Alette in Oakland: A Symposium on the Work of Alice Notley
The Bay Area Public School
Omni Commons, 4799 Shattuck Avenue, Oakland, CA
October 24-26, 2014

Omni outer

 

Most of the Omni Commons building in Oakland is a big auditorium painted black, with skylights and chandeliers and a stage. I try all weekend to think what it reminds me of. I learn that it used to be an Italian social club, a rock club, and a private home.
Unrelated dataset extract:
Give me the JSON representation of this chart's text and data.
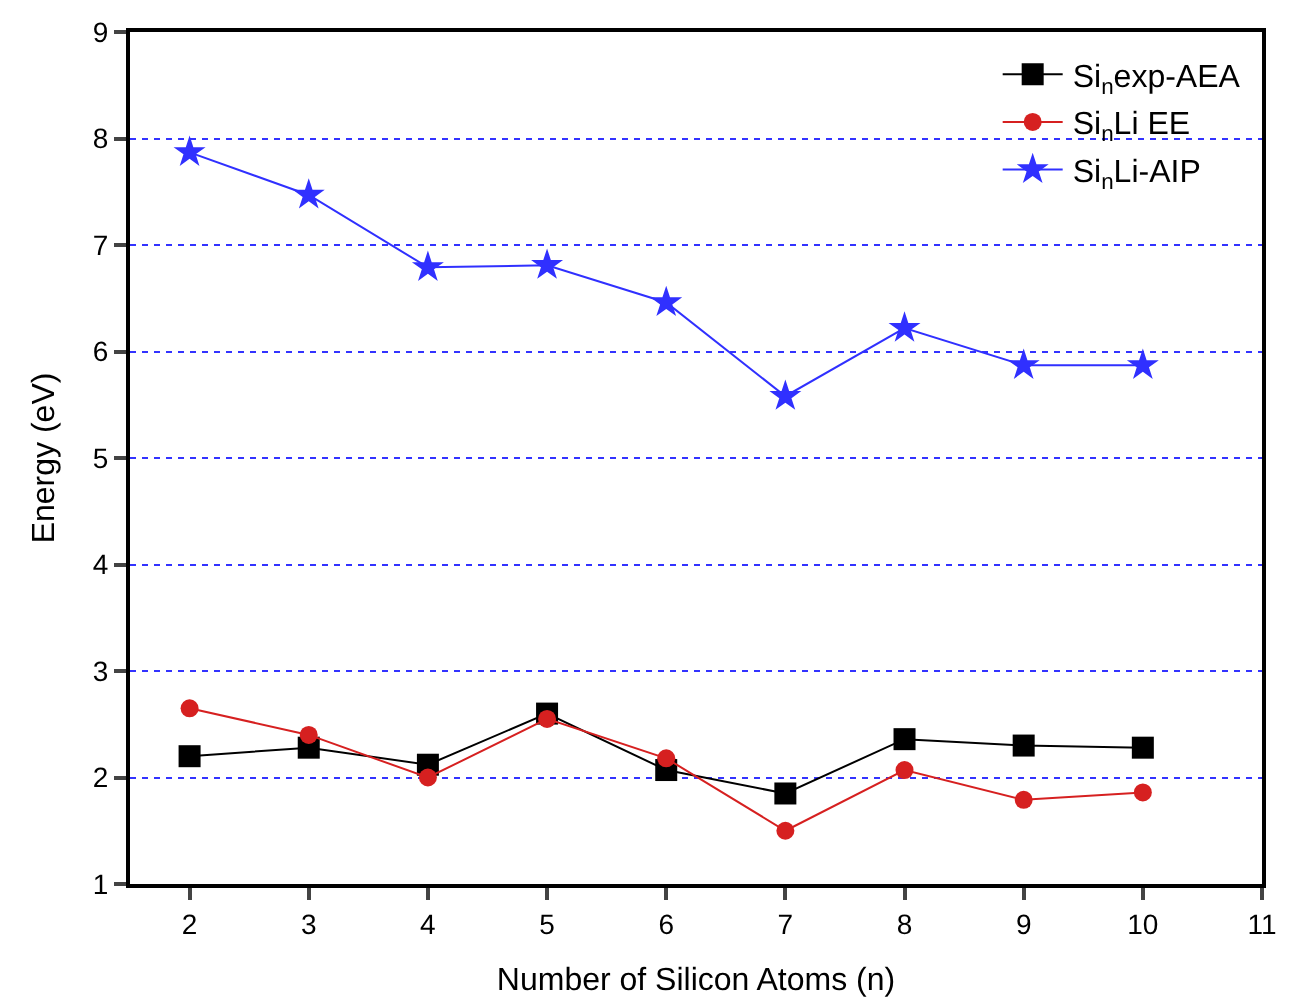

To me it feels like a barn or a gymnasium or a church. I’m here for Alette in Oakland, the first conference devoted to the work of Alice Notley (organized by Brandon Brown, David Brazil, Frances Richard, Alana Siegel and Laura Woltag) who instantly became one of my favorite poets when I read Waltzing Matilda (1981) in David Trinidad’s New York School Poetry class at Columbia College Chicago in 2006. I loved Notley’s early work for its vernacular wit and quotidian detail, and soon loved her later work—The Descent of Alette (1992) is often thought of as the dividing line—for its fierce feminist dissidence. That one poet could be capable of all these modes in a lifetime, could dig so deep into the everyday and then later so far toward the elsewhere, manifesting new cityscapes and desertscapes and other realms, still strikes me as astonishing.
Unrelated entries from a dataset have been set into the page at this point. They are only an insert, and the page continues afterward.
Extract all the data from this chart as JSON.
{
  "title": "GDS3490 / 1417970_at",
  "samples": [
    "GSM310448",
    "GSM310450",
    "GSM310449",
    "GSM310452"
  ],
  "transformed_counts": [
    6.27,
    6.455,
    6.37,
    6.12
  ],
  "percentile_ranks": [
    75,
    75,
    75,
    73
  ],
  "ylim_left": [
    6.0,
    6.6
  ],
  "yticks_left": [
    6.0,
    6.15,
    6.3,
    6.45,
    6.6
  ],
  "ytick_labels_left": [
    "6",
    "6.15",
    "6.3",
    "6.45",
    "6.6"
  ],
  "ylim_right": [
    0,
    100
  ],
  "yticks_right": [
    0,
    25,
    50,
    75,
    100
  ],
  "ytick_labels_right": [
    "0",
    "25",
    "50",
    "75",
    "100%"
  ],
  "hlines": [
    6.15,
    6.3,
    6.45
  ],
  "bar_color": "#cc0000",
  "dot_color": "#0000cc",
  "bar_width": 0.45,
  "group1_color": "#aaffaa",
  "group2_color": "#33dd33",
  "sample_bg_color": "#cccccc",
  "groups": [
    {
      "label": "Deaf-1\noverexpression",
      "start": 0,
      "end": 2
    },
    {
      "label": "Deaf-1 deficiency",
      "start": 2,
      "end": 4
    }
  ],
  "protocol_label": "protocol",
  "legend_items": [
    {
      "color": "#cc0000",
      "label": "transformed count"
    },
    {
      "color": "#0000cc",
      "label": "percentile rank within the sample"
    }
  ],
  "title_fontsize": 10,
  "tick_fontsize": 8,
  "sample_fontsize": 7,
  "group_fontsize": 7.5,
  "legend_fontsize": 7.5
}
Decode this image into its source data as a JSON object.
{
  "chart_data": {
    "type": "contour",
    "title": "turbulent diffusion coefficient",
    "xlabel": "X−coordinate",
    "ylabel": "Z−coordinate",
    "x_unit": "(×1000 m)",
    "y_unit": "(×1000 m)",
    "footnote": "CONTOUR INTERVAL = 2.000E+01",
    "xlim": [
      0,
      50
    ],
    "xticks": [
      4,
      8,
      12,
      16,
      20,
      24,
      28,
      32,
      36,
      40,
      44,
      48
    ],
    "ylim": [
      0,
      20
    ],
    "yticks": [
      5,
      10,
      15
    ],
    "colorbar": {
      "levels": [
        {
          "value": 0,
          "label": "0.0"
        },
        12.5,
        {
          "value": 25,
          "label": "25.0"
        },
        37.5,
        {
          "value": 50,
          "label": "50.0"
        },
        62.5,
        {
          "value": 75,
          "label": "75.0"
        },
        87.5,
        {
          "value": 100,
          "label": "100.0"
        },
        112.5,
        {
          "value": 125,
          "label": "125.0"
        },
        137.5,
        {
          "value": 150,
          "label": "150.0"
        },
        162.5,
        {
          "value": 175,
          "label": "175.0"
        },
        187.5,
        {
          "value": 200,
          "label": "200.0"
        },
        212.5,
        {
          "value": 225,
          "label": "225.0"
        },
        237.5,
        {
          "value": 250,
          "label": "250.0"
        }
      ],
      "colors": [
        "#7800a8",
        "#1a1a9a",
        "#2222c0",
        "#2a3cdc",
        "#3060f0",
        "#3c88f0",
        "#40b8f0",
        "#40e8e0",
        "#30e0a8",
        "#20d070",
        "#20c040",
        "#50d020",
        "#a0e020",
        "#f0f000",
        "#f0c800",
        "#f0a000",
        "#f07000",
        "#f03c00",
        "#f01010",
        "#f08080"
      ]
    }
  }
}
In Oakland, there’s a kind of reverence in the air all weekend, not only for Notley and her poetry, but also for the agreement to sit in a big room as if in one of the feminist alternative worlds that Notley has conjured in her books for the last couple of decades. When phrases like “a poem could be considered an idea-city” (Marcella Durand) fill the air continuously, you can trick yourself into thinking you live in that city. The title of the symposium is perfect, then. “Alette in Oakland.” It’s as if we’re agreeing to treat Oakland as the setting of Notley’s feminist epic The Descent of Alette. With its black walls and ceiling, maybe the Omni is a cave, like the ones in Alette but larger, where we can all gather…

 

panorama

 

This roundup gives some sense of the topics discussed at the symposium panels. (There’s also word of a plan for a published volume of all of the papers.) I’ll leave out notes on Notley’s reading on Friday night (it was powerful, the room was packed like a rock club, and it ended with a standing ovation), Eileen Myles’s keynote (because there’s video of the whole thing), and the performance of Notley’s play Anne’s White Glove, directed by Alana Siegel, on Saturday night (because I missed it like a fool).

Disclaimer: Many of the quotations below were scribbled very quickly and likely contain inaccuracies. If any presenters want to send me corrected versions, please feel free.